Le scuole resteranno chiuse un giorno a settimana?

L'ipotesi della settimana scolastica corta si fa sempre più strada, soprattutto al Nord Italia, per risparmiare sui consumi energetici. Ma gli ostacoli non mancano

Ormai non è più una notizia, tantomeno un segreto: il prezzo del gas, e di conseguenza anche quello dell’elettricità, ha raggiunto livelli insostenibili per famiglie e imprese italiane. Il caro bollette, ancor più di quello dei carburanti (di cui abbiamo parlato qui), è diventata la preoccupazione numero uno del nostro Paese. Anche a livello istituzionale.

Dopo vari tentativi e decreti per arginare il rincaro dell’energia, le incombenti elezioni politiche del 25 settembre (il ritorno alle urne: quando e come si vota) hanno spinto partiti e coalizioni ad avanzare proposte e soluzioni, che vanno dal tetto al prezzo del gas all’ipotesi dei prezzi amministrati. Con un piano che riguarda anche la scuola.

Settimana corta a scuola: la proposta

Per tagliare i consumi di luce e gas, alcuni Comuni italiani hanno preso in considerazione di introdurre la cosiddetta settimana corta a scuola. In pratica vuol dire chiudere gli istituti un giorno in più, cioè anche il sabato, fissando a cinque le giornate di lezione in classe. Un’ipotesi tutt’altro che nuova, visto che è già in atto e in discussione in altri Paesi. Nel Regno Unito, ad esempio, le autorità hanno addirittura proposto di ridurre la settimana scolastica a soli tre giorni.

In Italia in tema di energia, e relativo risparmio, decidono direttamente gli istituti scolastici o gli enti territoriali responsabili degli edifici e del riscaldamento. E, vista la situazione affatto felice, già da qualche mese circola l’ipotesi di contribuire al taglio dei consumi a partire proprio dalla scuola. E dal Nord, con Lombardia e Veneto sopra tutti.

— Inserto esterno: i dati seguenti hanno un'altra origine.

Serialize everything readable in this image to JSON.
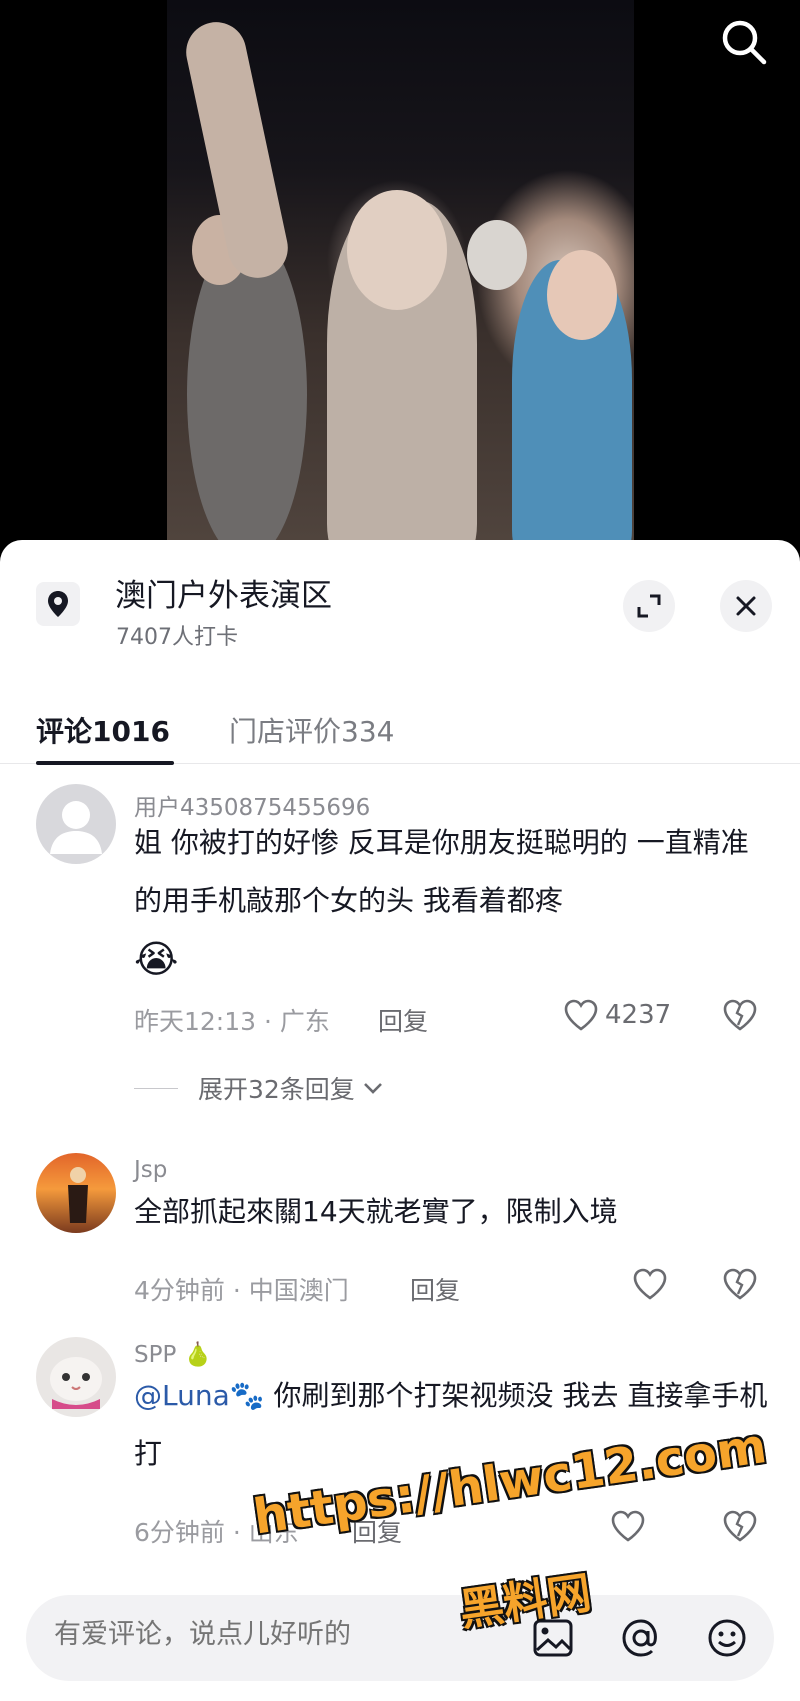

Il primo a lanciare l’idea della settimana corta era stato a giugno Giuseppe Bonelli, direttore dell’Ufficio scolastico territoriale di Brescia, che chiedeva di coinvolgere i 39 istituti superiori della zona. Proposta seguita da quelle (simili) avanzate dal vicepresidente della Provincia di Verona con delega all’Istruzione, David Di Michele (Fratelli d’Italia), e dalla preside dei licei veneziani Bruno e Franchetti (scientifico e classico), Michela Michieletto. Con l’approvazione dell’assessore regionale all’Istruzione, Elena Donazzan. Anche al Sud, a Benevento, il sindaco Clemente Mastella ha convocato i presidi per valutare la fattibilità dell’opzione mutuata dal modello anglosassone e nordeuropeo.

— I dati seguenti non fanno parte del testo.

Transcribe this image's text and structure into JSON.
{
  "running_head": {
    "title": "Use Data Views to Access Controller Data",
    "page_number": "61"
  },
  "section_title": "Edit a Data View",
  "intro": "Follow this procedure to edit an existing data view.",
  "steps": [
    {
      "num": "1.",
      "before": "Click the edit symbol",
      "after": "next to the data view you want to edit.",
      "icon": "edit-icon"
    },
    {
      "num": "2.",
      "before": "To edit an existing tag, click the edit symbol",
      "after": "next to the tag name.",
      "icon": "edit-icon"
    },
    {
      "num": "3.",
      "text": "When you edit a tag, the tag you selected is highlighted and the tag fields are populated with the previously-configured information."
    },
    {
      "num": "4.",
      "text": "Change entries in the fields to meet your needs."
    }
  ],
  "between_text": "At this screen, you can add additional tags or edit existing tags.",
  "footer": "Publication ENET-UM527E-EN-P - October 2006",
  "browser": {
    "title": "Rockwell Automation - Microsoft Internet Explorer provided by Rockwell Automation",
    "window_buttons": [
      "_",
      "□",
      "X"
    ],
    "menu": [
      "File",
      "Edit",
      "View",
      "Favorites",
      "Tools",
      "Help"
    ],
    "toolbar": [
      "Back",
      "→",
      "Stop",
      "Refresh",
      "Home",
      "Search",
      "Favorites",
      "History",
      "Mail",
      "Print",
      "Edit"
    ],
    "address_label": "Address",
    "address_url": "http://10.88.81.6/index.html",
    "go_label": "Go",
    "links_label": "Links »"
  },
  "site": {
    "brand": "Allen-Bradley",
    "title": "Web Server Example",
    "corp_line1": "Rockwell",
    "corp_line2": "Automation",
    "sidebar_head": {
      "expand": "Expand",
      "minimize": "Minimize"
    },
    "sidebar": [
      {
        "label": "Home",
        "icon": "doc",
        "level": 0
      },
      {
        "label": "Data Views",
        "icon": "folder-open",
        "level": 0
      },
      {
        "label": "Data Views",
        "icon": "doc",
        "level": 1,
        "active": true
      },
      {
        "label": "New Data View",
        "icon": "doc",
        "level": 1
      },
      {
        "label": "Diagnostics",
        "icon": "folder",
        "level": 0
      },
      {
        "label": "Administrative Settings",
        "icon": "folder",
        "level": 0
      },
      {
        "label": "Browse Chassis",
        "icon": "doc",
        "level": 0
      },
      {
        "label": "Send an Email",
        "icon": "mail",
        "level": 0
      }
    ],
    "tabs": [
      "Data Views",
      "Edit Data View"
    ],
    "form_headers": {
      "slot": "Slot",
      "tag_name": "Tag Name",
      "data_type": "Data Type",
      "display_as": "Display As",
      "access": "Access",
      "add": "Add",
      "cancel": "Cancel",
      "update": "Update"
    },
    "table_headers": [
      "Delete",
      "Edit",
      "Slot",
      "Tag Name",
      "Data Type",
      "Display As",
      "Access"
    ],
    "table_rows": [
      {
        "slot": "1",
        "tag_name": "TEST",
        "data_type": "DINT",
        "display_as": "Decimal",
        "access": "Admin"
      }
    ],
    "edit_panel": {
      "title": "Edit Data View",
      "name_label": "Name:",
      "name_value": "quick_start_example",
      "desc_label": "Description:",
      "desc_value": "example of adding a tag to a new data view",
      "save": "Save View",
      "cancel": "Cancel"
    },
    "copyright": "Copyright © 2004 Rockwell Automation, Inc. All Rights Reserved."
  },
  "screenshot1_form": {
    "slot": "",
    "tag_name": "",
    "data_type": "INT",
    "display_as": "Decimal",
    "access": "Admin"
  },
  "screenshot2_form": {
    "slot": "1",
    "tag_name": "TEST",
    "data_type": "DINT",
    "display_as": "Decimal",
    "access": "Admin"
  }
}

Orario scolastico e consumi: ostacoli e numeri

Per rendere operativo l’orario ridotto in tutta Italia, da Nord a Sud, è necessario però introdurre le lezioni di 50 minuti e, per farlo, occorre approvare un’apposita legge nazionale. Senza contare, inoltre, che diversi istituti prevedono un orario ampliato con corsi aggiuntivi (e obbligatori) di potenziamento linguistico, matematico e informatico. A questi si aggiungono i corsi di recupero e le attività extracurricolari come teatro, arti figurative e musica (a settembre cambia tutto: le nuove regole per studenti e insegnanti).

Dirigenti scolastici come la Michieletto sottolineano infine la volontà degli studenti. Secondo un sondaggio citato dal Corriere della Sera, questi ultimi sono infatti apparsi più dubbiosi che entusiasti, con la stragrande maggioranza contraria all’introduzione della settimana corta.

Proprio David Di Michele, sponsorizzando l’ipotesi della settimana corta a scuola, ha riportato l’ingente aumento dei costi energetici per gli istituti veronesi. Se nel 2021 la spesa per riscaldamento e illuminazione si aggirava intorno ai 4,8 milioni di euro, già in netto aumento rispetto ai 3,5 milioni dell’anno precedente, le stime relative ai prossimi mesi proiettano l’esborso ben oltre gli 8 milioni di euro. Una somma insostenibile per molte realtà del territorio.